By Laura Tyson and Lenny Mendonca/Berkeley

Today’s labour markets are undergoing radical change, as digital platforms transform how they operate and revolutionise the nature of work.
In many ways, this is a positive development, one that has the potential to match workers with jobs more efficiently and transparently than ever before.
But the increasing digitisation of the labour market also has at least one very worrying drawback: it is undermining the traditional employer-employee relationships that have been the primary channel through which worker benefits and protections have been provided.
The ecosystem of digital labour platforms is still in its infancy, but it is developing rapidly. Large popular platforms like LinkedIn have so far mainly been used to match high-skill workers with high-end jobs. But these platforms are already expanding to accommodate middle-skill workers and jobs.
Nearly 400mn people have posted their resumes on LinkedIn, and in 2014 the site facilitated more than 1mn new hires worldwide.
Meanwhile, other types of digital platforms are emerging, linking workers with customers or companies for specific tasks or services. Such platforms play a growing role in the market for “contingent” or “on-demand” workers, broadly defined as workers whose jobs are temporary and who do not have standard part-time or full-time contracts with employers.
Well-known digital platforms that link contingent workers directly to customers include Lyft, TaskRabbit, Uber and Angie’s List. Freelancer.com and Upwork are examples of platforms that help companies find and hire contingent workers for a range of specialised tasks such as software or website development. Freelancer.com has more than 17mn users worldwide.
The trouble is that even as these sites provide new opportunities for workers and companies, they are bypassing the traditional channels through which the US and many countries deliver benefits and protections to their workforce.
In the US, in particular, the “social contract” has long relied on employers to deliver unemployment insurance, disability insurance, pensions and retirement plans, worker’s compensation for job-related injuries, paid time off, and protections under the Fair Labour Standards Act. Although the Affordable Care Act has made it easier for workers to acquire health insurance on their own, most workers continue to receive health insurance through their employers.
With the proliferation of digital job platforms, the social safety net for workers in the US – threadbare to begin with – is at risk of unravelling for a growing share of the workforce. This is because most individuals who find work through digital job platforms operate as independent contractors, leaving them without the benefits and protections provided in standard employment contracts for full-time and part-time workers.
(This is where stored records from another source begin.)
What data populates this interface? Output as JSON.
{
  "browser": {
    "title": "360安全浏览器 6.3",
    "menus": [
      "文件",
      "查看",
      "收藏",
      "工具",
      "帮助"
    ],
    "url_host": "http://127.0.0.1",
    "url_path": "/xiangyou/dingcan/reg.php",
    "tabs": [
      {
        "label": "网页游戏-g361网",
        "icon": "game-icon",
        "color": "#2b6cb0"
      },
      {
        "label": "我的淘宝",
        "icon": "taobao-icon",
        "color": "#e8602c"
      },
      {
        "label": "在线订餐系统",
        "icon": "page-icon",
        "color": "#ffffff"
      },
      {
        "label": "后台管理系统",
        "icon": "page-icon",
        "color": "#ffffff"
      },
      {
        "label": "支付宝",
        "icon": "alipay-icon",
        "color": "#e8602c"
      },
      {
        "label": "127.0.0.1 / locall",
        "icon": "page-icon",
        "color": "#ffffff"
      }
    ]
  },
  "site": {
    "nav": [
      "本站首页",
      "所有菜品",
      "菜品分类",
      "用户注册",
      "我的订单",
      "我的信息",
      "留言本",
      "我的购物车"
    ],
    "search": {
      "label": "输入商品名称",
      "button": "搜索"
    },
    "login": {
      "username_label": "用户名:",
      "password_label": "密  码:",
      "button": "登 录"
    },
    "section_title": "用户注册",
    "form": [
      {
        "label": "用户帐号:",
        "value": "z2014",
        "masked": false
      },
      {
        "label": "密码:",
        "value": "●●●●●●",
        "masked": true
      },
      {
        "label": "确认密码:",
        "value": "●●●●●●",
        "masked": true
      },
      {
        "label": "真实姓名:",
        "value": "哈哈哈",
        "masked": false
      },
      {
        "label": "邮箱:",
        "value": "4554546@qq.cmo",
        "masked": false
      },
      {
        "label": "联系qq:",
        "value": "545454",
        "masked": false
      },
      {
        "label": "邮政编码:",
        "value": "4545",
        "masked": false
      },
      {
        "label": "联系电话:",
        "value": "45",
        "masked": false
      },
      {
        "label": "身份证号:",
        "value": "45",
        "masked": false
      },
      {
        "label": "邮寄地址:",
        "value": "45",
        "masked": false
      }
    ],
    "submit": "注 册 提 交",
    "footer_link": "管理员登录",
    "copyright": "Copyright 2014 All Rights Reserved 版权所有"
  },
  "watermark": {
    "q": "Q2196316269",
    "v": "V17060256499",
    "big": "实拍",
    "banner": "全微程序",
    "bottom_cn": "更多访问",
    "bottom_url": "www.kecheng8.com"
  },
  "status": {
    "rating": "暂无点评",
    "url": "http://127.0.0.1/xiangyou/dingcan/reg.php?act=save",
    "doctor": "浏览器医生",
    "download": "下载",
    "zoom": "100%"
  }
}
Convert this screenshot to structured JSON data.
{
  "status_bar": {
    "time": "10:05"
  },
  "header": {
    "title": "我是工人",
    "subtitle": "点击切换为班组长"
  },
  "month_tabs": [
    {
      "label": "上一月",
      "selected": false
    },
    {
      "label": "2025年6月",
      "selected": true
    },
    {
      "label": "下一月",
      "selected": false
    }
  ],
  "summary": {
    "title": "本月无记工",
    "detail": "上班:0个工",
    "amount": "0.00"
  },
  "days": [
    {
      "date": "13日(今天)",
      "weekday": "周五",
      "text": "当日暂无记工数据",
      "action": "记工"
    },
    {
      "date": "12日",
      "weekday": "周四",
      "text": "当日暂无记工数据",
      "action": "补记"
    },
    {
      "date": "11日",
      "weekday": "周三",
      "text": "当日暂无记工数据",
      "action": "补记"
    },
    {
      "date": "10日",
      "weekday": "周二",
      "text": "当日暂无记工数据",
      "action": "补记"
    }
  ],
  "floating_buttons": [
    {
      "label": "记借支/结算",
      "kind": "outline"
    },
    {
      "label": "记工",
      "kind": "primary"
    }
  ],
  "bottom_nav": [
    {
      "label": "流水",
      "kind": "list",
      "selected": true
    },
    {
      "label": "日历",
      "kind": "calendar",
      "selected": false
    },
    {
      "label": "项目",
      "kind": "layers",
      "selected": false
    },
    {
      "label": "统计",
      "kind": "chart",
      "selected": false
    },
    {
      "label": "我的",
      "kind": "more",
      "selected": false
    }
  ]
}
The difference between the cost of a full-time employee with benefits and an independent contractor can be 30% or more, so there is a strong incentive for companies to replace workers on standard full-time employment contracts with independent contractors as long as companies can attract the talent they need.
Digital job platforms also make it easier for businesses to hire and fire workers on temporary contingent contracts. This creates the potential for a race to the bottom, with employers competing on labour costs through regulatory arbitrage.
Unless policymakers act, the US will continue to drift toward a two-tier labour market. One tier will be populated by fully employed high-skill workers with generous employer-provided (and tax-advantaged) benefits, as well as high-skill individuals who finance their own benefits from high incomes earned as independent contractors or from self-employment.
The other tier will include a large pool of contingent middle- and low-skill workers without the benefits, income, or security on which a robust and resilient middle class depends.
New policies are needed to provide workers in contingent employment relationships access to benefits, and new institutions are needed to deliver them. There is growing support for the view that benefits should satisfy at least three conditions. They should be portable, attached to individual workers rather than to their employers.
They should be universal, applying to all workers and all forms of employment. And they should be pro-rated, linking employer benefit contributions to time worked, jobs completed, or income earned.
Two recent proposals incorporating these conditions call for the creation of “individual security accounts” analogous to US Social Security accounts, but encompassing portable benefits that would be available to all workers, regardless of employment status, and would accrue via pro-rated automatic payroll contributions.
A group of strange bedfellows – “gig” employers, labour organisations, venture capitalists, and bipartisan think tanks – recently issued a letter calling for a stable and flexible safety net based on these conditions.
Meanwhile, in Congress, forward-looking policymakers like Senator Mark Warner of Virginia are seeking ways to get ahead of the issues and create momentum for bipartisan solutions.
Much remains to be done before a new safety net for all workers is in place: determining which benefits and protections to include, how to pay for them and how to deliver them to workers. Labour groups, including unions or new types of labour organisations like Coworker.org and the Freelancers Union, could fill the gap, providing benefits as unions have done in the construction industry and guilds have done in the entertainment industry.
In Silicon Valley, where thousands of contractors and freelancers are hired every week, new private companies like MBO Partners are emerging to handle the benefits of contingent workers who work for many employers.
The McKinsey Global Institute estimates that digital labour platforms could increase US GDP by 2.3% and US full-time equivalent employment by 2.7% by 2025. But realising these economy-wide gains while providing a secure and portable safety net for all workers will require new ways of thinking by companies and policymakers. - Project Syndicate

- Laura Tyson, a former chair of the US president’s Council of Economic Advisers, is a professor at the Haas School of Business at the University of California, Berkeley, a senior adviser at the Rock Creek Group, and a member of the World Economic Forum Global Agenda Council on Gender Parity. Lenny Mendonca is a former director of McKinsey & Company.